Sans doute sommes-nous quelques uns à avoir regardé avec surprise la vidéo mise en ligne sur ce blog le 21 avril 2014 par Léopard Blanc. Elle montre un troupeau de buffles attaqué par quelques lionnes qui, stratégie bien connue, isolent le plus faible de la bande pour en faire leur ordinaire. Il s’agit là du jeune veau d’une des mères qui, n’en pouvant mais, fuit avec le reste de sa bande. Nous nous apprêtons alors à suivre avec plus ou moins d’attention, suivant la sensibilité qui est la nôtre, la dévoration du veau illustrant la loi du plus fort et sous entendant le caractère naturel des lois de l’offre et de la demande et tout le fatras idéologique connexe (compétitivité, concurrence, canard boiteux, théorie du ruissellement, bonne gouvernance, l’homme loup pour l’homme…). Il y aurait beaucoup à dire et plusieurs fables à tirer de ces quelques minutes, en passant du rôle tenu par le crocodilien à celui tenu par la « caméra », et nul besoin d’invoquer Debord pour se poser quelques questions sur la place du « spectateur » dans cette affaire. La fin, plus intrigante car moins attendue, le sauvetage du veau par le retour des buffles, m’avait touché plus que d’autres sans doute. Je venais le matin même de poser les boucles d’identification aux oreilles d’un veau nouvellement né dehors dans un troupeau de vaches allaitantes. Il faut le faire tôt après le vêlage car passés les deux, trois premiers jours il devient plus difficile de se saisir d’un veau qui court nettement plus vite que vous et vous devez alors rentrer l’ensemble des bêtes à la contention pour le boucler. Cet exercice qui prend 2 ou 3 minutes tout au plus, est parfois impossible car certaines vaches ne vous laissent pas approcher le petit, quelques-unes allant même jusqu’à charger. D’ailleurs vous prenez toujours ce risque en traversant un champ où paissent paisiblement d’« inoffensifs » ruminants. Ce sont plus souvent les vaches qui chargent que les taureaux.
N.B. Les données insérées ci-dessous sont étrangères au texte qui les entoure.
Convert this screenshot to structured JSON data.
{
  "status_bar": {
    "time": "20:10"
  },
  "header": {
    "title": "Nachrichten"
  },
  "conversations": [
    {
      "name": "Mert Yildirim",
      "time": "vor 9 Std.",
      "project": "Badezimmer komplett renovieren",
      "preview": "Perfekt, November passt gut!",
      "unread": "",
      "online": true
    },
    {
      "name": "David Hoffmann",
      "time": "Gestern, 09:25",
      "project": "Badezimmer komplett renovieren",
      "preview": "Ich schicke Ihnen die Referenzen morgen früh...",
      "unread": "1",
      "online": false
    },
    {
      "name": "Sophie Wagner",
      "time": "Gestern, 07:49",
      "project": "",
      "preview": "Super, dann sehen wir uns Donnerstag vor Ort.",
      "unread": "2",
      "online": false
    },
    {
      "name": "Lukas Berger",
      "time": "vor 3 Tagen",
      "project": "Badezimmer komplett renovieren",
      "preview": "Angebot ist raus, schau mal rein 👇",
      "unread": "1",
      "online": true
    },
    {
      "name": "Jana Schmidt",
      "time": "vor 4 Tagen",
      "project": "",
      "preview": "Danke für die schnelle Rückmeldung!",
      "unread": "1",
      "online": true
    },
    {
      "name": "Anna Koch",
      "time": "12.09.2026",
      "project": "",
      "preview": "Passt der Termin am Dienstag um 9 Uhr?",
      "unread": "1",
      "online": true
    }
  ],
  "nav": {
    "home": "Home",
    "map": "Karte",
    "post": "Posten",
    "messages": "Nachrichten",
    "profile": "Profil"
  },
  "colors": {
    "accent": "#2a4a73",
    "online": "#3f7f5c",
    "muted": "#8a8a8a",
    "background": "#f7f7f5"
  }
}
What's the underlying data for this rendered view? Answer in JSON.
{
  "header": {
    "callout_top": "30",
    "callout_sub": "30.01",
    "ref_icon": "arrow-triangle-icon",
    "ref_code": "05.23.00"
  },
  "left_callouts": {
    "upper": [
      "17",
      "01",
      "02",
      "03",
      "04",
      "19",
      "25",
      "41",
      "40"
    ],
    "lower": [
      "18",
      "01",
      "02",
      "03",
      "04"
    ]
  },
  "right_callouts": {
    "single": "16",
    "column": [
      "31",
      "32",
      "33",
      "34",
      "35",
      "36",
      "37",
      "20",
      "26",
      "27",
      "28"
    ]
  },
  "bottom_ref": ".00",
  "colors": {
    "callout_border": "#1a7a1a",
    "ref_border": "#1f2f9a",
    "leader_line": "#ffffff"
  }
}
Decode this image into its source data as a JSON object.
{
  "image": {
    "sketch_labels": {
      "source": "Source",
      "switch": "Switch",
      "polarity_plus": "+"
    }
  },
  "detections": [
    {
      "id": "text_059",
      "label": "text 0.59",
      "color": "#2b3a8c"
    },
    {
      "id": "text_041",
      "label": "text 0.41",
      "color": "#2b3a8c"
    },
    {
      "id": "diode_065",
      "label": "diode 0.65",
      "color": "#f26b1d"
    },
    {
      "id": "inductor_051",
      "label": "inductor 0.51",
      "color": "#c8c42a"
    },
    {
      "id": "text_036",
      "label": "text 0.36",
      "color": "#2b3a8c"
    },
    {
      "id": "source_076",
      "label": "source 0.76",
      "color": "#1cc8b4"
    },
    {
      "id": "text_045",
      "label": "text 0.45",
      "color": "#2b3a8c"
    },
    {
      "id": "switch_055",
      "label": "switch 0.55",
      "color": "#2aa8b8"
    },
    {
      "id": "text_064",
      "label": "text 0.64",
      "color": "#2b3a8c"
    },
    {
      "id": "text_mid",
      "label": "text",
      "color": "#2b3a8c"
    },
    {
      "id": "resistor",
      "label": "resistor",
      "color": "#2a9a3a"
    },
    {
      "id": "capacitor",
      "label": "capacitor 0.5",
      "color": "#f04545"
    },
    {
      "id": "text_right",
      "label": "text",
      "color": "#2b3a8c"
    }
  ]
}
À ce moment là, aux yeux des vaches, je ne suis qu’un prédateur. À leurs oreilles aussi, et le moindre braiement  du veau attire au pas de charge l’ensemble du troupeau dans un bruit suffisant pour faire monter l’adrénaline et vous inciter à abréger la manipulation. « T’as tes boucles, ton nombril est propre, tes deux « cojones » biens accrochées (et c’était le cas ce jour là) allez trotte, va rassurer ta mère, gagner ta vie… et la mienne » .

Je m’étais bien à la longue forgé une morale à cette histoire mais je la gardais pour moi. Et puis le billet d’Ancestral et les réactions qu’il a suscitées m’amène à un rapprochement que je veux vous soumettre. Le rôle que nous envions dans la fable c’est bien toujours celui du Lion, « Roi des animaux », majestueux personnage, qui soit dit en passant n’est qu’un feignant bien établi qui attend à l’ombre que ses femelles le nourrissent. Rien ne nous incite à nous identifier au buffle, qui vit en troupeau, indistinct. Aucun réalisateur de documentaires animaliers n’éprouve le besoin de lui donner un petit nom au buffle. C’est au front du taureau que Balzac accroche la bêtise et le cliché traverse les âges. Il est l’emblème de la Foule aux comportements irraisonnés à laquelle nous ne souhaitons pas être assimilés.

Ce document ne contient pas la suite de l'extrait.